Although he said he is not qualified to determine whether the higher use of opioids among epilepsy patients is “appropriate or inappropriate,” Dr Begley said he does not find the figures surprising and that the difference could probably be explained by excess injuries in epilepsy patients.
Frequent Physician Visits?
But for Michael Privitera, MD, professor of neurology and director of the Epilepsy Center, University of Cincinnati Neuroscience Institute, in Ohio, a higher rate of opioid use among epilepsy patients “doesn’t ring true” for his practice.
“It’s certainly not the case in terms of my prescriptions, or prescriptions out of our practice,” he said, adding that his epilepsy clinic has seven specialists and treats between 2000 and 3000 patients.

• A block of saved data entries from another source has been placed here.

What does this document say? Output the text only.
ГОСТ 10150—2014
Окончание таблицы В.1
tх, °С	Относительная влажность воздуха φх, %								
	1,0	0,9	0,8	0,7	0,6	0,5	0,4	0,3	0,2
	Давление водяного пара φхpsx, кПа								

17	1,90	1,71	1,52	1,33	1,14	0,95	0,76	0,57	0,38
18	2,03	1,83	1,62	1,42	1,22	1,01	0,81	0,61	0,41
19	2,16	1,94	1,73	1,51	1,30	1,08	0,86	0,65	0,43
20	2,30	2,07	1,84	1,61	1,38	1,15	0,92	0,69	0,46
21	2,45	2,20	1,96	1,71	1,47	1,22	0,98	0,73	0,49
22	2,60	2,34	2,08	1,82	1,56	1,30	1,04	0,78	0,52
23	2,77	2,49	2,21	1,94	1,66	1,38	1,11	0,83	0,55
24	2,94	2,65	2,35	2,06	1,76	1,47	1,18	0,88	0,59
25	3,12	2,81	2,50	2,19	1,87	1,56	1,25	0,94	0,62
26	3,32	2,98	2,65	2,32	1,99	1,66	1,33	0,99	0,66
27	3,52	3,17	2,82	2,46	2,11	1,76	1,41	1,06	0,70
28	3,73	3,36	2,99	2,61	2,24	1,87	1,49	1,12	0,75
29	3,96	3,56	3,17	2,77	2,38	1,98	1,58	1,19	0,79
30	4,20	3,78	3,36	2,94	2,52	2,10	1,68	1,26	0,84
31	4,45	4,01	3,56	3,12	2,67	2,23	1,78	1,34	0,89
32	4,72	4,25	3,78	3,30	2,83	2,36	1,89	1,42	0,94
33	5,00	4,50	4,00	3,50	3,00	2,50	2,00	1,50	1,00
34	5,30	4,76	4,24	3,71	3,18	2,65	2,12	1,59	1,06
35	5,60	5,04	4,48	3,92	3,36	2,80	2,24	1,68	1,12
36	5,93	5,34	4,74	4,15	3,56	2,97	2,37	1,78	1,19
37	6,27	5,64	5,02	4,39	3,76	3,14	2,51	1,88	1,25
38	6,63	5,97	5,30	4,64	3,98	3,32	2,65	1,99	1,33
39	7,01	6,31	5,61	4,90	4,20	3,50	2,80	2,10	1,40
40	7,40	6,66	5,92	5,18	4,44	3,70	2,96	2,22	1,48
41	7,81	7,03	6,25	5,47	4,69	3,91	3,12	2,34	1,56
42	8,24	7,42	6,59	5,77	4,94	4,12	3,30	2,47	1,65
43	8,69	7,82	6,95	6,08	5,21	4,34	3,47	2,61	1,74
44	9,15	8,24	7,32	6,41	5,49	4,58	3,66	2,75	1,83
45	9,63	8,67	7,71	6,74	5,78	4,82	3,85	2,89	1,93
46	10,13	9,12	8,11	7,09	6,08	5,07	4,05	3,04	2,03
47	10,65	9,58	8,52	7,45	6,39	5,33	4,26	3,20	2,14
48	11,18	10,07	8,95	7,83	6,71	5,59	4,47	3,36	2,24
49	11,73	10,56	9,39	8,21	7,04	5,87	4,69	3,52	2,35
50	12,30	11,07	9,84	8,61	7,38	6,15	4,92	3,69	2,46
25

Dr Privitera said that he can think of only one or two epilepsy patients in his practice who have fibromyalgia, “which doesn’t seem to be out of proportion to the incidence in general.” The study found that fibromyalgia affected 4% of the epilepsy group vs 3% of the control group.
He agreed that more frequent physician visits may help explain any differences. “Maybe people with epilepsy, because they’re younger and have a chronic illness, go to a physician more frequently and therefore may be tied into the healthcare system more.”
Dr Privitera also commented that side effects of anticonvulsant drugs may contribute to the prevalence of pain conditions.
Dr Wilner is a medical advisor for Accordant Health Services, a wholly owned subsidiary of CVS Health. He is also an editorial advisor to Medscape Medical News.
American Epilepsy Society (AES) 68th Annual Meeting. Poster 1.270. Presented December 6, 2014.